Changes made to a messaging specification should not affect systems or system creators that are not concerned with the subject of the change. However, changes to a message or message definition that could cause unexpected behaviour or misinterpretation of a message should "break the interface" thus making it impossible for systems to unknowingly use a changed message in a way which may hold clinical safety or other risks.
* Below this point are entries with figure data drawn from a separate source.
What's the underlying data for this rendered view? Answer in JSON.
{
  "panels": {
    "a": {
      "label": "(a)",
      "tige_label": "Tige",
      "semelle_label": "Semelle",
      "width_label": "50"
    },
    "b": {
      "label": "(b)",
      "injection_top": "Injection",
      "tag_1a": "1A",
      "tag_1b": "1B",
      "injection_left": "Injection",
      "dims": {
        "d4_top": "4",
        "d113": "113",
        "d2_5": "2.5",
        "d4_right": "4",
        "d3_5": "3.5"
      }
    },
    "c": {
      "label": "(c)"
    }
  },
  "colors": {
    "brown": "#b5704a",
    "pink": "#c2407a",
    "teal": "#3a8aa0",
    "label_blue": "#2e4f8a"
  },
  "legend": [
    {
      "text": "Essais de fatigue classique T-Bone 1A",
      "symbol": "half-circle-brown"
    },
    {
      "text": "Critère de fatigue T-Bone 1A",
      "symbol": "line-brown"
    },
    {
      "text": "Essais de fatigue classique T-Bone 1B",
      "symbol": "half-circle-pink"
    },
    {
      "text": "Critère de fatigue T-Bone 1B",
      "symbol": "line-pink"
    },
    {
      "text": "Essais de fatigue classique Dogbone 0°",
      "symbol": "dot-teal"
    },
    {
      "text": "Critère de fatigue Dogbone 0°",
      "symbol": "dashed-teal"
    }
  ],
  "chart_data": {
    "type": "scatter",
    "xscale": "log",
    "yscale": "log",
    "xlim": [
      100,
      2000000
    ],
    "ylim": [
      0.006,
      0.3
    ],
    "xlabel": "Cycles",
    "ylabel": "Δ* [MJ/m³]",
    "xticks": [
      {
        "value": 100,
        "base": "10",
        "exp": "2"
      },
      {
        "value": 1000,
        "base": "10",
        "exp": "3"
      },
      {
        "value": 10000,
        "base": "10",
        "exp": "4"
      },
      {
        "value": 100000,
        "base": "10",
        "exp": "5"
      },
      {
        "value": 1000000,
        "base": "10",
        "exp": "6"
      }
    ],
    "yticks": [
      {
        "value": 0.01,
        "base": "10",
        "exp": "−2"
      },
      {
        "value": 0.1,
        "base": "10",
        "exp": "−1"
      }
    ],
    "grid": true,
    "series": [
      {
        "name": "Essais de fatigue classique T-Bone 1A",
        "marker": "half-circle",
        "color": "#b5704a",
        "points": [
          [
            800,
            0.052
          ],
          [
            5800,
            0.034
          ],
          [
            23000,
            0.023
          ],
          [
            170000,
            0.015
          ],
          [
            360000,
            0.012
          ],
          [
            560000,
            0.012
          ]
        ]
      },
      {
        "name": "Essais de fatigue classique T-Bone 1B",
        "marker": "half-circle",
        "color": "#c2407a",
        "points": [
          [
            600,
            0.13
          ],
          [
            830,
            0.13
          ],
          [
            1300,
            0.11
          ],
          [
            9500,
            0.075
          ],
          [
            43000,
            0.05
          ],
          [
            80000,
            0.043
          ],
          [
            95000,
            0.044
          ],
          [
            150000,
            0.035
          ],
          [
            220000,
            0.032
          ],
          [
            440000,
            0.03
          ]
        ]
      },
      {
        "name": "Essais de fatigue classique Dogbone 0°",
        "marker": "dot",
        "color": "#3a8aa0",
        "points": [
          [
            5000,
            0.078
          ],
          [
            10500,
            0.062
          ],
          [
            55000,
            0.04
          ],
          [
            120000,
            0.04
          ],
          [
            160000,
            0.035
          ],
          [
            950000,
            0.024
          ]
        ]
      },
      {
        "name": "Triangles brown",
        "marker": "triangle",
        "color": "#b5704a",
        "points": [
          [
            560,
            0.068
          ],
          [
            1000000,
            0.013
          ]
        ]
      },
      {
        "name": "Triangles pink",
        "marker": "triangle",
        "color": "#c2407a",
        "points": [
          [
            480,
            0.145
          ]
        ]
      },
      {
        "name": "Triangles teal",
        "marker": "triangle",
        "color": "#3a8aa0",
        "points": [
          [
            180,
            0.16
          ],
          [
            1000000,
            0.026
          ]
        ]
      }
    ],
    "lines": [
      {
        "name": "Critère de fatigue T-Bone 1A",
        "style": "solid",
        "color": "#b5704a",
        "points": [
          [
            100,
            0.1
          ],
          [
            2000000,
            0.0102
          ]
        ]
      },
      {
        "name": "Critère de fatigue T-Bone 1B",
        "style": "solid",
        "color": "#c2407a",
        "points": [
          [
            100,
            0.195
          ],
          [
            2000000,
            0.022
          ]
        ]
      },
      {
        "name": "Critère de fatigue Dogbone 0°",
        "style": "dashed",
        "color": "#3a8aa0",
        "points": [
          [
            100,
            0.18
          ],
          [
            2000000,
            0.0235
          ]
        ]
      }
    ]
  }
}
In other words, in any particular configuration change, people and systems which need to know MUST know and people and systems who don’t need to know, SHOULD NOT have to know.
Achieving these features in a complex specification is not a simple matter. Applying the kind of configuration management discipline that is well known for complex software artefacts to the development of a complex specification is likely to be cost-effective, even though the tools available are less mature. Representing key aspects of design configuration within the specification artefacts published to the implementation community, in documentation as a matrix documenting expected impacts, and as profiles within message instances in live operation, is also promising as a strategy to enable gracious handling of change. The way in which these artefacts support activities and relationships across the implementation community is summarized in the following diagram.
A final conclusion was that validation of the actual benefit of these recommendations should be undertaken in a structured, evidence-based manner after a period of live use.
Acknowledgements
Thanks to Keith Naylor of NHS CFH for reviewing the paper and sponsoring it for publication.
The authors are indebted to the CFH Spine programme as an indirect means of forming the team. During 2006-7 Ann, Joe & Mike were colleagues at the "sharp end" of implementing the MIM in the National Care Records Service. Charlie was involved in developing some parts of the MIM itself, and also, within HL7.org, in designing the overall approach and XML formats used in the HL7v3 development tools.
References
[Tichy94] W F Tichy (ed), [Trends in] Configuration Management, Wiley 1994 (ISBN 0471942456)
[Software Product Lines] F J van der Linden, K Schmid and E Rommes, Software Product Lines in Action: The Best Industrial Practice in Product Line Engineering, Springer 2007 (ISBN 3540714367)
[HL7v3 Normative] Health Level Seven, HL7v3 Normative edition 2008
[HL7v3 Primer] A Hinchley, Understanding Version 3 - A Primer on the HL7 Version 3 Interoperability Standard - Normative Edition, 4th edition, Alexander Mönch 2007 (ISBN 3-933819-21-0)
[MIM] NHS Connecting for Health, Messaging Implementation Manual, issue 7.2.02, 2008
[Versioning Symposium] Balisage Series on Markup Technologies (ISSN 1947-2609) Vol. 2 International Symposium on Versioning XML Vocabularies and Systems (ISBN-13 978-0-9824344-1-3 ISBN-10 0-9824344-1-3)
[1] Note that a number of the sources for this paper are unpublished internal documents, in particular the MIM itself, & the Modelling Configuration Management Investigation report, by McCay, Oldling-Smee & Waller 2009. The MIM is made available to members of HL7.